At Cafe Hayek, Don Boudreaux highlights a new paper by Jonathan Rothwell challenging the findings of David Autor et al that trade with China is harming American workers. The abstract of the paper sounds interesting, but I want to focus on one point in particular (Emphasis mine):
At the community level, Autor, Dorn and Hanson (2013) find that local areas have experienced slower job and wage growth and higher unemployment because of import competition with China. Upon analyzing their data, I conclude that their results are biased by the weaker macroeconomic performance of 2000-2007 relative to the 1990s. When I analyze inter-local area economic changes — rather analyzing changes within and across areas — I fail to reject the null hypotheses that import competition has no effect on wage or employment growth, except within the manufacturing sector during the most recent period, or that it has no effect on many other outcomes, including labor force participation, intergenerational mobility, and mortality.
There’s an interesting lesson to be learned here, beyond just what Rothwell finds:
Findings can depend on how one slices the data. To wit, Autor et al find significant negative effects when the data is within or across areas and Rothwell finds significant positive effects when the data is inter-local area. We see the same in minimum wage (time series vs panel data, etc).

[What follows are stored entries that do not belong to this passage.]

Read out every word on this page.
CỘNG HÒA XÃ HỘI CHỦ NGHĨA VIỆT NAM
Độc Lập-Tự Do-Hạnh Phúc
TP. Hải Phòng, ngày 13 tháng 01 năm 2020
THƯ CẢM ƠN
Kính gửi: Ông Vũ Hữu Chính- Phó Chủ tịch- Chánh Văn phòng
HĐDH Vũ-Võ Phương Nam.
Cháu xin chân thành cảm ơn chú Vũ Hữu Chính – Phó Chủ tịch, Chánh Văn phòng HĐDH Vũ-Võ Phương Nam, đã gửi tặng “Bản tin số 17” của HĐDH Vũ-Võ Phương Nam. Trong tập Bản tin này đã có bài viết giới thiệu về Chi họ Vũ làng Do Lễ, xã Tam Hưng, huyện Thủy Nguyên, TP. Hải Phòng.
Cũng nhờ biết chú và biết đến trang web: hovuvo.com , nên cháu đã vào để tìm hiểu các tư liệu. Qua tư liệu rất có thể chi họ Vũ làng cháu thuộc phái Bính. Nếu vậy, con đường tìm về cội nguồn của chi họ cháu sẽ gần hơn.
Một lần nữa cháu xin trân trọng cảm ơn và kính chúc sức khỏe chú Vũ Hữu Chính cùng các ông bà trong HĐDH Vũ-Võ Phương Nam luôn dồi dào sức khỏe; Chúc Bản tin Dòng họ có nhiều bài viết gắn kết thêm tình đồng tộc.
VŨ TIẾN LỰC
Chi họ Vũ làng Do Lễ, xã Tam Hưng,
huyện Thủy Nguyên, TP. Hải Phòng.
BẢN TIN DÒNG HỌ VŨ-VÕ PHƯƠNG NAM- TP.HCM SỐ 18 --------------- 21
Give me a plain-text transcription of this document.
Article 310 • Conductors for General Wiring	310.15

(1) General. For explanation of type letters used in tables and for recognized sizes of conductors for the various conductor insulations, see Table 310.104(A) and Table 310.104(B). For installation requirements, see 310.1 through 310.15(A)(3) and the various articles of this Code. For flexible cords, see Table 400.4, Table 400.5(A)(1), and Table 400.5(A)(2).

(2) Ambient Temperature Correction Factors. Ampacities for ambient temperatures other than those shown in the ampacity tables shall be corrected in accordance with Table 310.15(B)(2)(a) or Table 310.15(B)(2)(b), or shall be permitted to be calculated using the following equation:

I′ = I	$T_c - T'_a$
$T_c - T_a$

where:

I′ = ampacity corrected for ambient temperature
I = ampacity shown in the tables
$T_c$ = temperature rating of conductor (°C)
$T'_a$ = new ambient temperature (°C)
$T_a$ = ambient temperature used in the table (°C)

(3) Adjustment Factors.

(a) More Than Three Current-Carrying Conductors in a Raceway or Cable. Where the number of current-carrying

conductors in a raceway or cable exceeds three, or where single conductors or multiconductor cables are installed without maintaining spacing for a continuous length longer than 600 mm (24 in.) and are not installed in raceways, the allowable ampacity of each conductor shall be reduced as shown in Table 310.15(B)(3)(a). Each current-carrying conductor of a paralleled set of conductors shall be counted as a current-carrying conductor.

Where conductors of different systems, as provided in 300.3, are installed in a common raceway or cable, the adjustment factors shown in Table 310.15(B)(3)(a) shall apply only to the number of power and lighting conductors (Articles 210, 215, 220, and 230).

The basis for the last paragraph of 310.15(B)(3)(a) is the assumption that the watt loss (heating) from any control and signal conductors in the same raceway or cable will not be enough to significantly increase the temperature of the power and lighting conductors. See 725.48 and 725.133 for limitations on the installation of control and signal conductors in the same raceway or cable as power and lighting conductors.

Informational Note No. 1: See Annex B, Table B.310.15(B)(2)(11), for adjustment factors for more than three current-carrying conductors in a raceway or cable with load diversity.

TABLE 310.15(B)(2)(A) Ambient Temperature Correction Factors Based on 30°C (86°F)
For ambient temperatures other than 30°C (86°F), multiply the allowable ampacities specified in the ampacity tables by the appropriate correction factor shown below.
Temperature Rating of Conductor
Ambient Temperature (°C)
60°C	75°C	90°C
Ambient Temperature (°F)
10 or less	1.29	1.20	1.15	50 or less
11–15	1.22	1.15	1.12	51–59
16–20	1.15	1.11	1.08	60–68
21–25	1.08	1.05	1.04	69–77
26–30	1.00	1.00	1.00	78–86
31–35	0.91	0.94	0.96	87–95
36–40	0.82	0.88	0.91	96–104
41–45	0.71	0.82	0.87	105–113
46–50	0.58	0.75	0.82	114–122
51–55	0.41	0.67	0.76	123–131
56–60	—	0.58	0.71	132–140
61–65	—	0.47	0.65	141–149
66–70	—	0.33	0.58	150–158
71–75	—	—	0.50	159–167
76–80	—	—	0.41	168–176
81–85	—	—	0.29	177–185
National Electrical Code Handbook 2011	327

Any statistician can tell you that regression models can change depending on how you cut and categorize the data: different “n” can give different outcomes, different controls and dummies can give different signs, etc. We try for robustness, but it is still at the end of the day a model.
Of course, none of this is to disparage the work of Autor et al or Rothwell, or even econometrics in general (an important field, if used correctly). But we need to fully understand its limitations and our own assumptions, and be very careful before tossing out theory.
Gordon Tullock, in his 1967 paper in the Western Economic Journal, demonstrates exactly this. Tullock begins with a conversation regarding welfare costs from monopolies and tariffs, citing recent research that finds these welfare losses are pretty minimal. In fact, they’re so small that Tullock finds:
Judging from conversations with graduate students, a number of younger economists are in fact drawing the conclusion that tariffs and monopolies are not of much importance. This view is now beginning to appear in the literature.
Does this mean our theory about trade and tariffs are wrong? Does this mean tariffs can be helpful, or at least not substantially harmful? Does this mean microeconomists spend too much time focusing on tariffs at the expense of other topics? Or is it a measurement issue and the theory is fine? Tullock explores this issue and finds it is a measurement issue, not a theoretical issue. In other words, our tools not theory were incomplete. Tullock explains in the article the need to factor in lobbying costs which do not show up in the standard welfare analysis but are nonetheless substantial (read the article for yourself to see his argument. It’s short, 9 pages, and not technical at all).
Had Tullock not looked beyond the initial challenge to trade theory, had he (and other economists) just thrown off the theory based upon the small welfare losses, the world would be a far worse place. As it is, his (and Jim Buchanan’s) explorations eventually lead to the field of Public Choice and provided us with a cleaner understanding on the theory of trade, tariffs, monopolies, politics, and the costs associated therefrom.
The story of Gordon Tullock in the 1960’s is why anyone should be weary of claims that theory of any kind is “mistaken” or “proven wrong” by this or that study. We see this all the time with minimum wage. The good economist (or scientist) will ask the question, as Tullock (and Mundell) did back in the 60’s: Is the theory invalid, or our tools? It may be the theory is (such as with the case of geo-centrism) or our measurement tools are lacking. In fact, we see this with regards to minimum wage: measurable job losses may be minimal, but there are many other margins firms adjust along, not all of whom are measured. It would be mistaken to toss out the theory.
Economics is still a young science. I suspect, as has already happened, some of our theories will be tossed out as we gain more insight and knowledge. But we musn’t be too hasty in doing so (especially when there is political pressure to do so), lest we sacrifice knowledge for convenience and insight for what my professor Thomas Startmann calls “naive analysis.”